Andrew Ladd Shares a snapshot of childhood in 1990s Scotland.
People often get nostalgic for the wrong reasons. Instead of saying “I loved that show!” or “I remember where I was when … ,” the truly important memories should start: “I loved watching that show with … ,” or “I remember who I was with when … .”
When I was growing up in Scotland in the late 80s and early 90s, I was best friends with a boy called Benjie.
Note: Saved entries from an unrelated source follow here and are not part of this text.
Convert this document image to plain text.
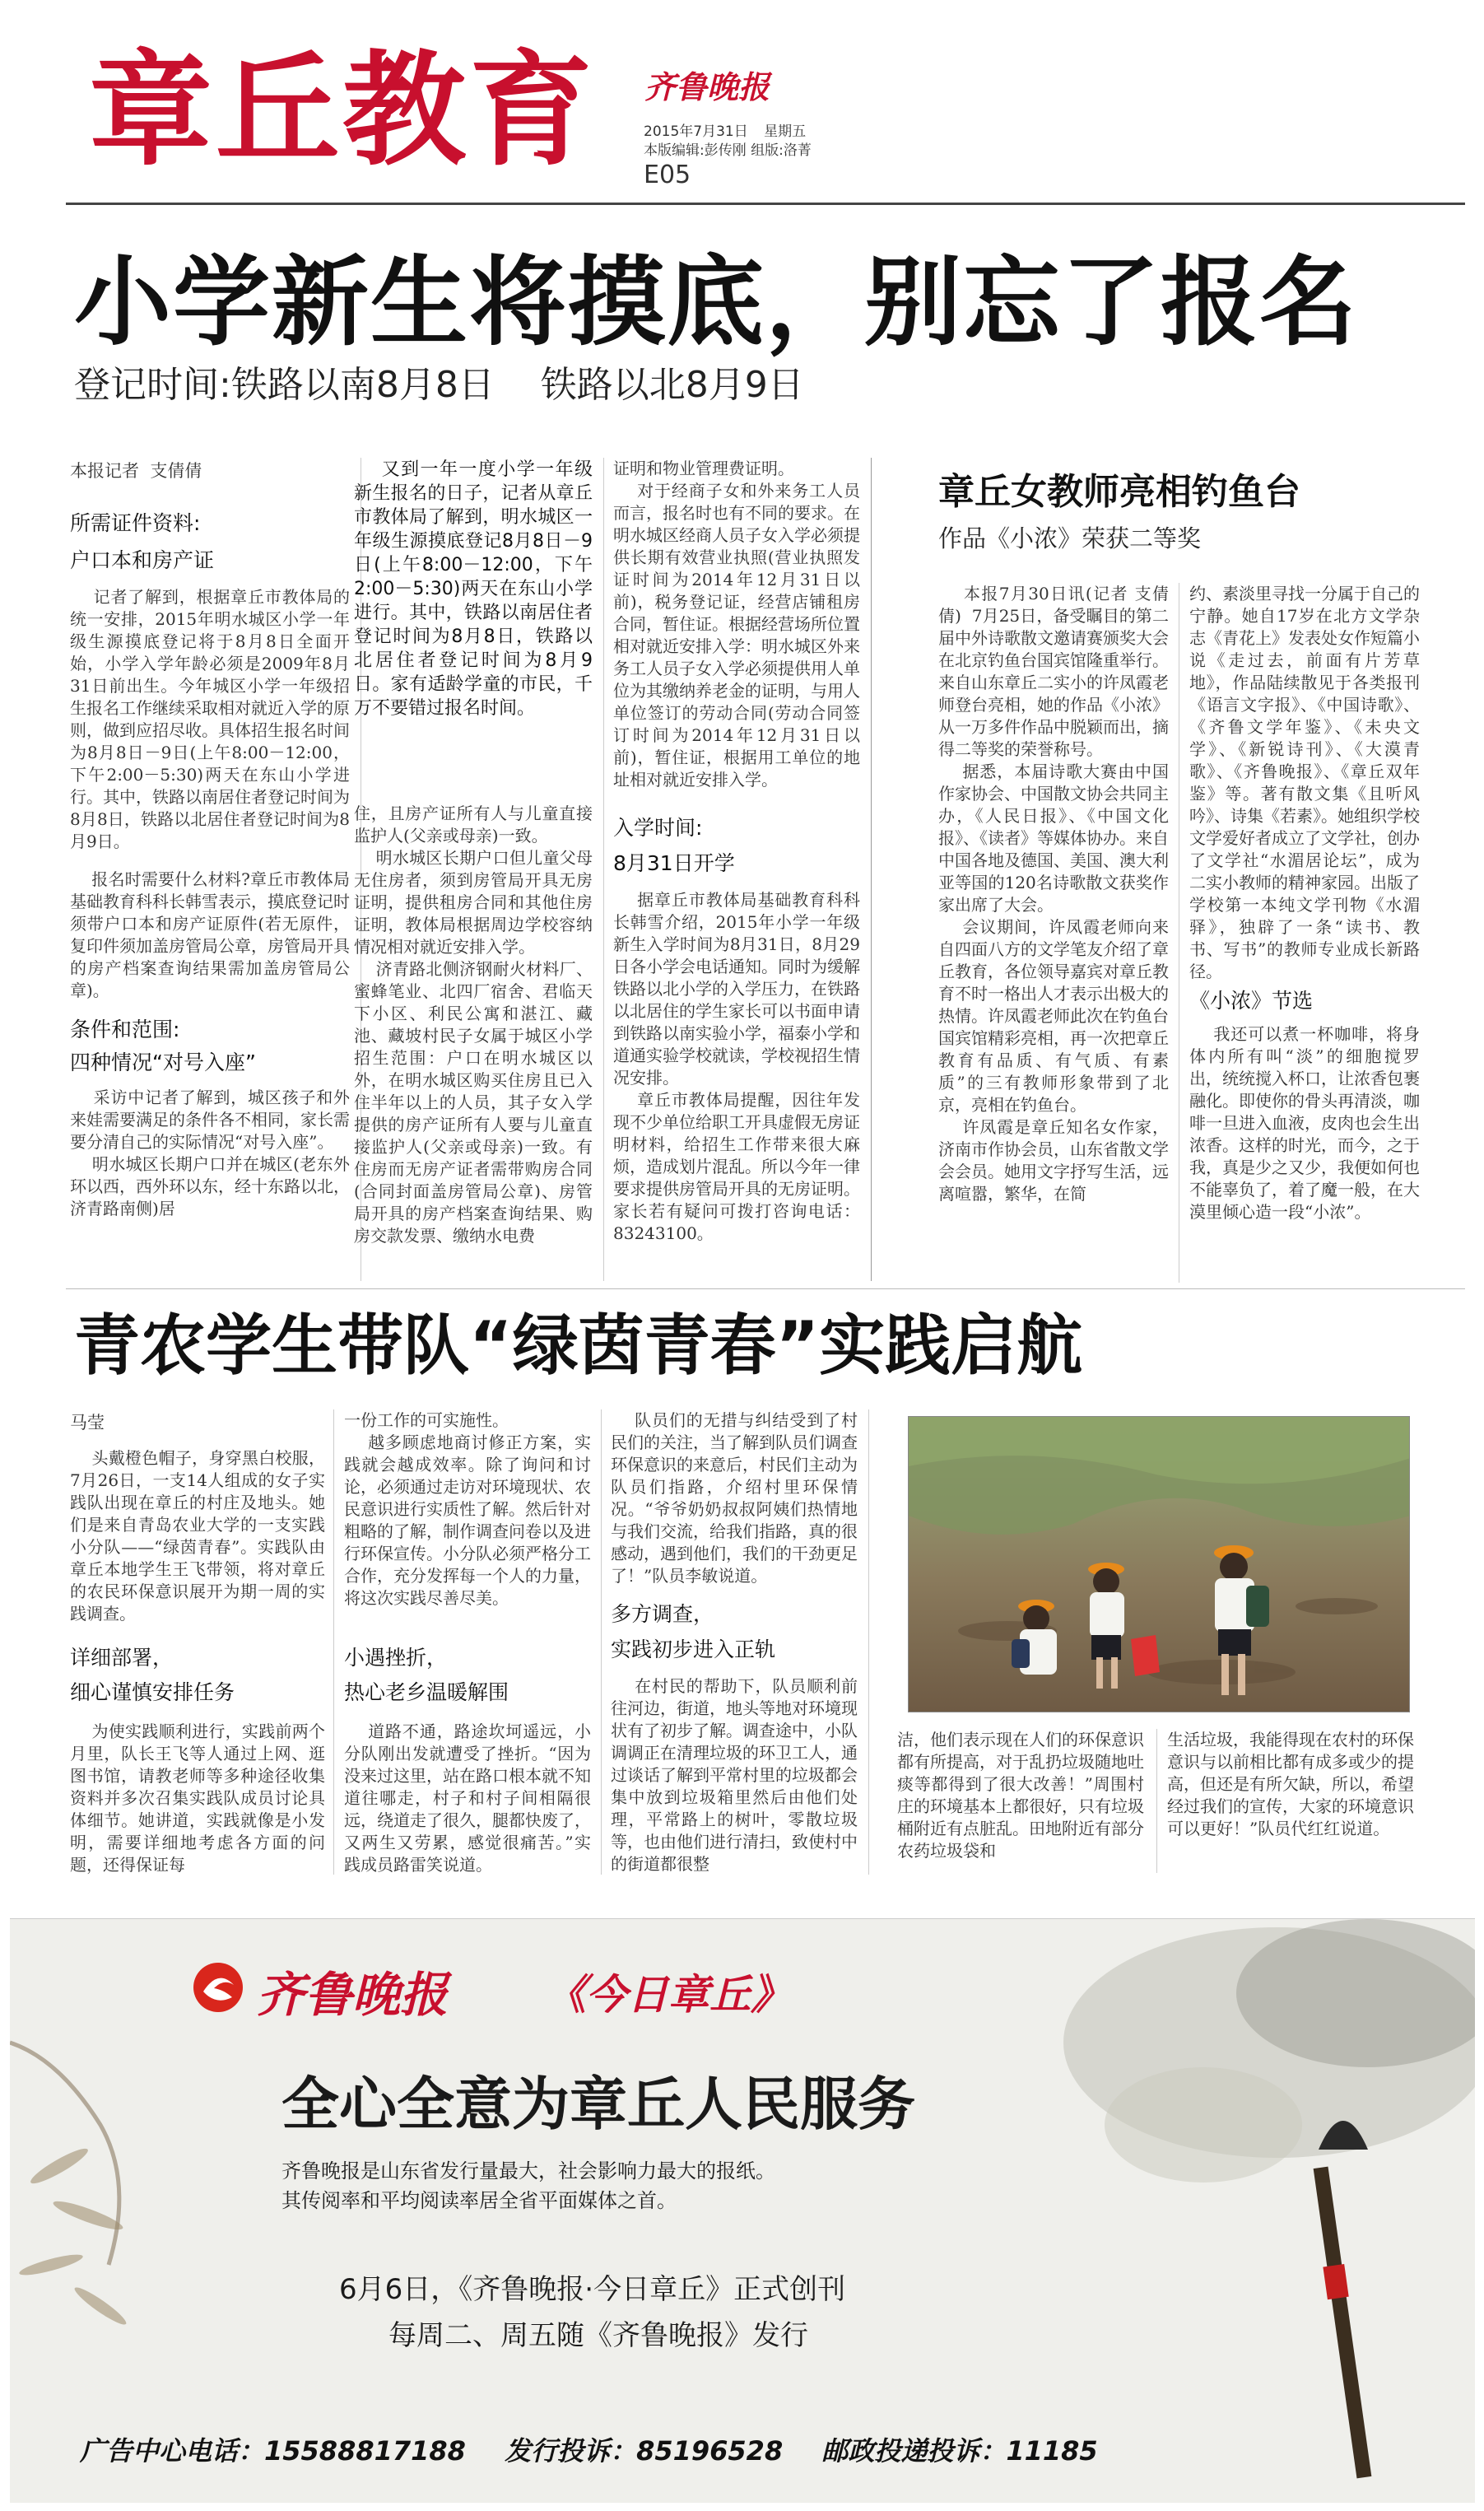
章丘教育 齐鲁晚报
2015年7月31日 星期五
本版编辑:彭传刚 组版:洛菁
E05
小学新生将摸底，别忘了报名
登记时间:铁路以南8月8日    铁路以北8月9日
本报记者  支倩倩
所需证件资料:
户口本和房产证
记者了解到，根据章丘市教体局的统一安排，2015年明水城区小学一年级生源摸底登记将于8月8日全面开始，小学入学年龄必须是2009年8月31日前出生。今年城区小学一年级招生报名工作继续采取相对就近入学的原则，做到应招尽收。具体招生报名时间为8月8日－9日(上午8:00－12:00，下午2:00－5:30)两天在东山小学进行。其中，铁路以南居住者登记时间为8月8日，铁路以北居住者登记时间为8月9日。
报名时需要什么材料?章丘市教体局基础教育科科长韩雪表示，摸底登记时须带户口本和房产证原件(若无原件，复印件须加盖房管局公章，房管局开具的房产档案查询结果需加盖房管局公章)。
条件和范围:
四种情况“对号入座”
采访中记者了解到，城区孩子和外来娃需要满足的条件各不相同，家长需要分清自己的实际情况“对号入座”。
明水城区长期户口并在城区(老东外环以西，西外环以东，经十东路以北，济青路南侧)居
又到一年一度小学一年级新生报名的日子，记者从章丘市教体局了解到，明水城区一年级生源摸底登记8月8日－9日(上午8:00－12:00，下午2:00－5:30)两天在东山小学进行。其中，铁路以南居住者登记时间为8月8日，铁路以北居住者登记时间为8月9日。家有适龄学童的市民，千万不要错过报名时间。
住，且房产证所有人与儿童直接监护人(父亲或母亲)一致。
明水城区长期户口但儿童父母无住房者，须到房管局开具无房证明，提供租房合同和其他住房证明，教体局根据周边学校容纳情况相对就近安排入学。
济青路北侧济钢耐火材料厂、蜜蜂笔业、北四厂宿舍、君临天下小区、利民公寓和湛江、藏池、藏坡村民子女属于城区小学招生范围：户口在明水城区以外，在明水城区购买住房且已入住半年以上的人员，其子女入学提供的房产证所有人要与儿童直接监护人(父亲或母亲)一致。有住房而无房产证者需带购房合同(合同封面盖房管局公章)、房管局开具的房产档案查询结果、购房交款发票、缴纳水电费
证明和物业管理费证明。
对于经商子女和外来务工人员而言，报名时也有不同的要求。在明水城区经商人员子女入学必须提供长期有效营业执照(营业执照发证时间为2014年12月31日以前)，税务登记证，经营店铺租房合同，暂住证。根据经营场所位置相对就近安排入学：明水城区外来务工人员子女入学必须提供用人单位为其缴纳养老金的证明，与用人单位签订的劳动合同(劳动合同签订时间为2014年12月31日以前)，暂住证，根据用工单位的地址相对就近安排入学。
入学时间:
8月31日开学
据章丘市教体局基础教育科科长韩雪介绍，2015年小学一年级新生入学时间为8月31日，8月29日各小学会电话通知。同时为缓解铁路以北小学的入学压力，在铁路以北居住的学生家长可以书面申请到铁路以南实验小学，福泰小学和道通实验学校就读，学校视招生情况安排。
章丘市教体局提醒，因往年发现不少单位给职工开具虚假无房证明材料，给招生工作带来很大麻烦，造成划片混乱。所以今年一律要求提供房管局开具的无房证明。家长若有疑问可拨打咨询电话：83243100。
章丘女教师亮相钓鱼台
作品《小浓》荣获二等奖
本报7月30日讯(记者 支倩倩)  7月25日，备受瞩目的第二届中外诗歌散文邀请赛颁奖大会在北京钓鱼台国宾馆隆重举行。来自山东章丘二实小的许凤霞老师登台亮相，她的作品《小浓》从一万多件作品中脱颖而出，摘得二等奖的荣誉称号。
据悉，本届诗歌大赛由中国作家协会、中国散文协会共同主办，《人民日报》、《中国文化报》、《读者》等媒体协办。来自中国各地及德国、美国、澳大利亚等国的120名诗歌散文获奖作家出席了大会。
会议期间，许凤霞老师向来自四面八方的文学笔友介绍了章丘教育，各位领导嘉宾对章丘教育不时一格出人才表示出极大的热情。许凤霞老师此次在钓鱼台国宾馆精彩亮相，再一次把章丘教育有品质、有气质、有素质”的三有教师形象带到了北京，亮相在钓鱼台。
许凤霞是章丘知名女作家，济南市作协会员，山东省散文学会会员。她用文字抒写生活，远离喧嚣，繁华，在简
约、素淡里寻找一分属于自己的宁静。她自17岁在北方文学杂志《青花上》发表处女作短篇小说《走过去，前面有片芳草地》，作品陆续散见于各类报刊《语言文字报》、《中国诗歌》、《齐鲁文学年鉴》、《未央文学》、《新锐诗刊》、《大漠青歌》、《齐鲁晚报》、《章丘双年鉴》等。著有散文集《且听风吟》、诗集《若素》。她组织学校文学爱好者成立了文学社，创办了文学社“水湄居论坛”，成为二实小教师的精神家园。出版了学校第一本纯文学刊物《水湄驿》，独辟了一条“读书、教书、写书”的教师专业成长新路径。
《小浓》节选
我还可以煮一杯咖啡，将身体内所有叫“淡”的细胞搅罗出，统统搅入杯口，让浓香包裹融化。即使你的骨头再清淡，咖啡一旦进入血液，皮肉也会生出浓香。这样的时光，而今，之于我，真是少之又少，我便如何也不能辜负了，着了魔一般，在大漠里倾心造一段“小浓”。
青农学生带队“绿茵青春”实践启航
马莹
头戴橙色帽子，身穿黑白校服，7月26日，一支14人组成的女子实践队出现在章丘的村庄及地头。她们是来自青岛农业大学的一支实践小分队——“绿茵青春”。实践队由章丘本地学生王飞带领，将对章丘的农民环保意识展开为期一周的实践调查。
详细部署，
细心谨慎安排任务
为使实践顺利进行，实践前两个月里，队长王飞等人通过上网、逛图书馆，请教老师等多种途径收集资料并多次召集实践队成员讨论具体细节。她讲道，实践就像是小发明，需要详细地考虑各方面的问题，还得保证每
一份工作的可实施性。
越多顾虑地商讨修正方案，实践就会越成效率。除了询问和讨论，必须通过走访对环境现状、农民意识进行实质性了解。然后针对粗略的了解，制作调查问卷以及进行环保宣传。小分队必须严格分工合作，充分发挥每一个人的力量，将这次实践尽善尽美。
小遇挫折，
热心老乡温暖解围
道路不通，路途坎坷遥远，小分队刚出发就遭受了挫折。“因为没来过这里，站在路口根本就不知道往哪走，村子和村子间相隔很远，绕道走了很久，腿都快废了，又两生又劳累，感觉很痛苦。”实践成员路雷笑说道。
队员们的无措与纠结受到了村民们的关注，当了解到队员们调查环保意识的来意后，村民们主动为队员们指路，介绍村里环保情况。“爷爷奶奶叔叔阿姨们热情地与我们交流，给我们指路，真的很感动，遇到他们，我们的干劲更足了！”队员李敏说道。
多方调查，
实践初步进入正轨
在村民的帮助下，队员顺利前往河边，街道，地头等地对环境现状有了初步了解。调查途中，小队调调正在清理垃圾的环卫工人，通过谈话了解到平常村里的垃圾都会集中放到垃圾箱里然后由他们处理，平常路上的树叶，零散垃圾等，也由他们进行清扫，致使村中的街道都很整
洁，他们表示现在人们的环保意识都有所提高，对于乱扔垃圾随地吐痰等都得到了很大改善！”周围村庄的环境基本上都很好，只有垃圾桶附近有点脏乱。田地附近有部分农药垃圾袋和
生活垃圾，我能得现在农村的环保意识与以前相比都有成多或少的提高，但还是有所欠缺，所以，希望经过我们的宣传，大家的环境意识可以更好！”队员代红红说道。
齐鲁晚报 《今日章丘》
全心全意为章丘人民服务
齐鲁晚报是山东省发行量最大，社会影响力最大的报纸。
其传阅率和平均阅读率居全省平面媒体之首。
6月6日，《齐鲁晚报·今日章丘》正式创刊
每周二、周五随《齐鲁晚报》发行
广告中心电话：15588817188 发行投诉：85196528 邮政投递投诉：11185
We were inseparable, reading Where The Wild Things Are together at age six, playing days-long Monopoly games at age eight, spending hours sweatily pounding at Street Fighter II controllers at age eleven, and surreptitiously flipping through a vast array of dirty magazines (stolen from his older brother) at age twelve.
As time went on, I became what can at most be charitably described as the snivelling underling of the friendship. I would do pretty much whatever Benjie decreed. Once while I was visiting his house, he decided he wanted fish and chips from the shop fifteen minutes down the road. Not wanting to make the walk himself, he sent me instead—by the back door so that his mother wouldn’t know what was going on.
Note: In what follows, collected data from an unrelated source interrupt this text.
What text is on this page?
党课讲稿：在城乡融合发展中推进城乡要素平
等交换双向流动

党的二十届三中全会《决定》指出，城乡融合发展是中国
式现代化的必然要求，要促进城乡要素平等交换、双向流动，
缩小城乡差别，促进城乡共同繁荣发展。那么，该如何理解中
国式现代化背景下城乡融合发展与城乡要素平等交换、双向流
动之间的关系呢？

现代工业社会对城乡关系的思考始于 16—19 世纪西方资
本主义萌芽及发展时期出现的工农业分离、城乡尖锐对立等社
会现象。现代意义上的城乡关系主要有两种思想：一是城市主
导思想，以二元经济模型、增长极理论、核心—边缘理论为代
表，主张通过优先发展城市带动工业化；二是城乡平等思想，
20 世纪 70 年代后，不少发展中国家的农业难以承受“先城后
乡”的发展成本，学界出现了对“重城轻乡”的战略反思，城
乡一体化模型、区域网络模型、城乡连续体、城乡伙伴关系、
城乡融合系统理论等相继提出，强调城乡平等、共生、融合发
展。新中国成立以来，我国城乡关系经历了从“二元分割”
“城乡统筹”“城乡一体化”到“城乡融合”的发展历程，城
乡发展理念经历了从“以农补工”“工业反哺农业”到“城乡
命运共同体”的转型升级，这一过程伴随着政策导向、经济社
Another time he decided he wanted to write a mystery novel, so he jotted down a page or two establishing the main character and the crime and then sat me in front of the computer to bring his vision to completion. While I feverishly typed, he took off his shirt and stood in front of the mirror admiring his pectorals. (I wish I were making this up)
I only see his alpha-ness in retrospect though. At the time I thought we were equals and did everything I could to make us more so. I took up the piano after being dazzled by an impromptu performance at his doting parents’ request. I bought an armoury of Super Soaker water guns after seeing one lying in his backyard. I started collecting compilations of rap music after he mentioned a passing enjoyment of Cypress Hill.
I also took up Judo, a martial art that Benjie practiced regularly and never hesitated to demonstrate on me when the urge grabbed him. I’m not sure what sustained more bruising in the year or so of classes I slogged through before giving it up: my spindly limbs after so many encounters with the mats or my ego after my Mickey Mouse underwear was spotted as I changed out of my judogi at the end of class.
It was around this time that Benjie and I went off to separate high schools. Almost immediately, he fell in with a rowdier crowd (secretly smoking, sneaking out of the house at night, that sort of thing), whereas I fell in with very little crowd at all. I kept to my books and Star Trek obsession mostly, and tried to do all the good-kid things I thought I was supposed to.
As a result, I was increasingly horrified by Benjie’s behaviour, and he increasingly mortified by mine, and inevitably our friendship faded. We hung out less and stopped inviting each other to birthday parties. When I moved to the States for college he wasn’t at my going away party. (I’m not even sure I told him about it.) I haven’t seen or heard from him since the early 2000s—though I hear through the rumor mill that he makes a living these days playing poker.
For all his foibles, Benjie is what I think of fondly when I remember my childhood, or really anything about the 80s or 90s. I distinctly remember Benjie recapping the Friends pilot for me—it was on past my bedtime in Scotland—and many happy Saturdays watching the early evening line-up over pizza in his kitchen: Gladiators, Blind Date, and Noel’s House Party.
The movies I remember, I had watched with him, both in the theater and in his room—especially after his bar mitzvah windfall when he bought himself a giant new TV. And of course there were the video games, not just Street Fighter but classic Atari games at his house, Sonic at mine, and Mario together on our Game Boys. My old Sega copy of NBA Jam will forever have his initials immortalized on the all-time records list. (He cheated—whenever he lost a game he’d hit reset before it had a chance to register.)
In hindsight, Benjie was an ass sometimes, and yet I can’t help but forgive him. Honestly, I’m not even sure forgiveness is the appropriate response. If it weren’t for him, I wouldn’t know my own boundaries, or the importance of standing up myself, or probably a thousand other lessons I still haven’t realized he taught me. I wouldn’t have the benefit of years of close male friendship, even—especially—an imperfect one, to guide me as I make new ones.
Above all, I wouldn’t be me. When I get nostalgic now about a TV show or a movie or the 80s and 90s in general, I always take a moment to remember Benjie, as well as the other friends I made as I grew older and finally ditched Star Trek. I know that the cultural artifacts and experiences from my childhood changed the path I took while growing up. It was also the people walking with me, Benjie probably more than any of them, who got me where I am today.